There are 4 types to know about for AS.
Price Elasticity of Supply (PES)
The fourth type is price elasticity of supply, which measures the percentage change in quantity supplied after a change in price.
It is measured by the following formula
Price Elasticity of Supply (PES) = %Change in Quantity Supplied/ %Change in Price
Inelastic supply means a change in price will cause a smaller percentage change in supply therefore the PES<1.
Perfectly inelastic means a change in price has no effect on supply.
Supply could be inelastic due to a company operating close to full capacity, as it may be difficult to increase supply. Low levels of stock meaningSuply may be inelastic in the short there are no surplus goods to sell. In the short term capital is fixed meaning firs cannot build a bigger factory and increase supply. It may be difficult to imply factors of production and find relatively skilled labour to increase output.
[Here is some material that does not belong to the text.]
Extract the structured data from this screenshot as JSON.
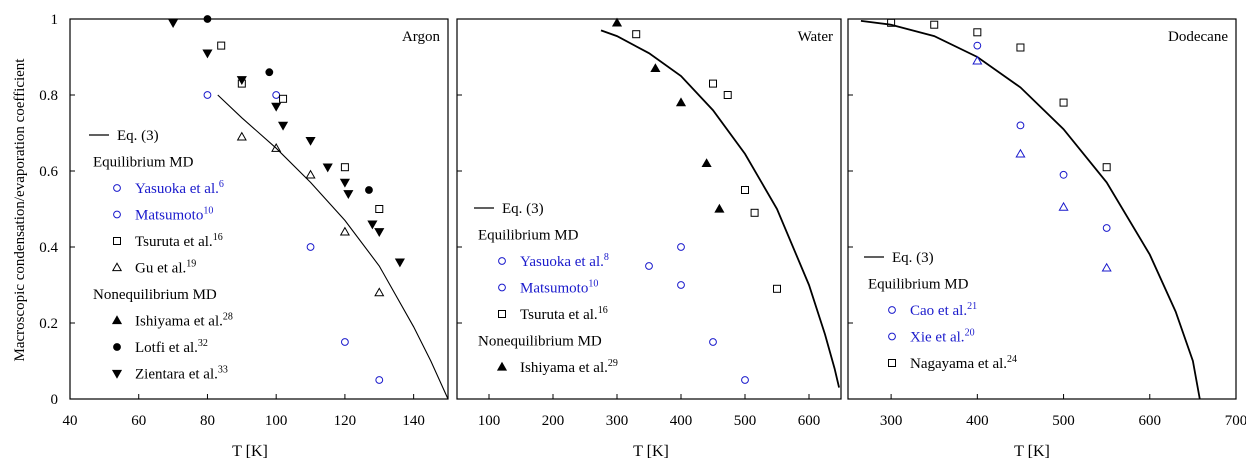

Supply may be inelastic in the short run as it may take a long time to grow crops.
Elastic supply occurs when an increase in price leads to a bigger percentage increase in supply. therefore the PES>1
Perfectly elastic supply means that at a given price, supply is unlimited.
Supply could be elastic because, there may be space capacity in a factor, there may be abundant stock available or it many be easy to employ more factors of production.
In the short run supply is more likely to be inelastic because a firm cannot increase the size of their factory.
In the long run supply can be more elastic as the firm will be able to invest in more capacity and increase supply.